Offers software products through cloud-based model

Concerned over falling sales and piracy, Adobe is planning to phase out off-the-shelf software products.

The company that makes software products such as Photoshop and Illustrator which is used by photographers, Web designers and others has decided to make it available online through a subscription model.

In line with this, the company has decided to offer Creative Cloud suite of Adobe software for a subscription of Rs 4,040 a month.

Targeting small units

According to Adobe officials, the Creative Cloud is tailored for small and medium businesses which have been loathe to use the company’s products due to its high pricing and higher capital expenditure.

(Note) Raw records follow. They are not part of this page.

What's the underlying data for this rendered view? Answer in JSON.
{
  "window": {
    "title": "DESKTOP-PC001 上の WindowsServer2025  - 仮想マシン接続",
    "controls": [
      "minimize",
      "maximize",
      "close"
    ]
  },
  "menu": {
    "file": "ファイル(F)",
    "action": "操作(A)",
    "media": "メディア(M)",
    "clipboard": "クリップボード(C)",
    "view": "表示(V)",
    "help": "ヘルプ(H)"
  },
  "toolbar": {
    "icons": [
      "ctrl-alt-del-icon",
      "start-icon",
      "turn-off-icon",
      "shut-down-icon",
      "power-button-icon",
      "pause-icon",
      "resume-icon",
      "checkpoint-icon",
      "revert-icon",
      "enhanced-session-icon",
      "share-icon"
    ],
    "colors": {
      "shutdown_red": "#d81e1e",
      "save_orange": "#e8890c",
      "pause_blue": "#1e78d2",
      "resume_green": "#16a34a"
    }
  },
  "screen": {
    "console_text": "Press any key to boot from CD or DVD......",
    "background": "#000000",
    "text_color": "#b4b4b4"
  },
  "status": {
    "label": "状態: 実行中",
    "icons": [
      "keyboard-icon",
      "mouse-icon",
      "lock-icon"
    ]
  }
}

“We are a small 20-member team and to pay Rs 1.75 lakh upfront for using Adobe’s Professional Suite was never under consideration,” said a CEO of a Mumbai-based post production company. He added that with this kind of pricing, he will consider Adobe.

This high pricing of software has increased piracy despite the efforts of industry bodies such as BSA and Nasscom trying to evangelise the use of genuine software. Companies such as Adobe are losing out on revenues and with this business model, it is trying to curb piracy.

Umang Bedi, Managing Director–South Asia, Adobe, told Business Line that ease of availability coupled with attractive price points and value-added services would increase its sales in the Indian market.

According to a BSA study, value of pirated software was estimated at Rs 13,783 crore in 2011.

Cloud platform

While the company does not give out India numbers, both in terms of units or revenues, globally it has around one million users on the creative cloud platform and 30 per cent of them are first time users, according to Adobe officials.

Adobe is not the first to shift to an online model. Microsoft with its Office 365 suite of products decided to offer online subscription for its Word, Excel, PowerPoint and other Office software last year.